Consequently, Arnhart misuses science to do what it cannot do. Science tries to explain (reduce) natural phenomena in its simplest forms with empirical laws that can be verified by repeated experience. Politics and economics, the conservatives' concerns, are social phenomena that cannot be justified by natural theory and facts. It's a category mistake. Arnhart decries constructivism, but then turns around and uses the very thing he decries to construct justifications of conservative social structures using evolutionary theory.

If one understands the futility of Arnhart's project, one can still benefit from his efforts, not to "justify" conservative nostrums, but to explore parallels between evolutionary fact and theory and conservative nostrums. But be aware! Many savy "liberal" writers, such as Robert Wright, better versed than Arnhart in evolutionary knowledge, have argued more successfully for using evolutionary insights as inherited dispositions "to overcome."

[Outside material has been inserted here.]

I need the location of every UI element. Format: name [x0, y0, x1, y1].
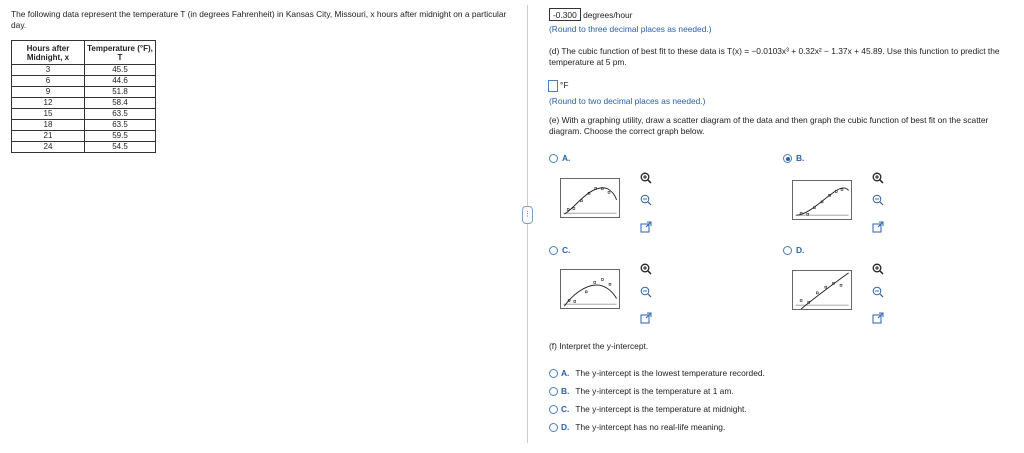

Indeed, we can just as easily use evolutionary insights as features "against which" we can work around, using "liberal" nostrums instead of conservative ones. Just because the Struggle to Survive is inherently competitive does not mean we "must be" too. Using evolutionary insights, we can agree to "counter" our competitiive inheritance with deliberate cooperation to improve our chances in the Struggle to Survive. In fact, Elliot and Sobel in their "Unto Others" make this precise claim.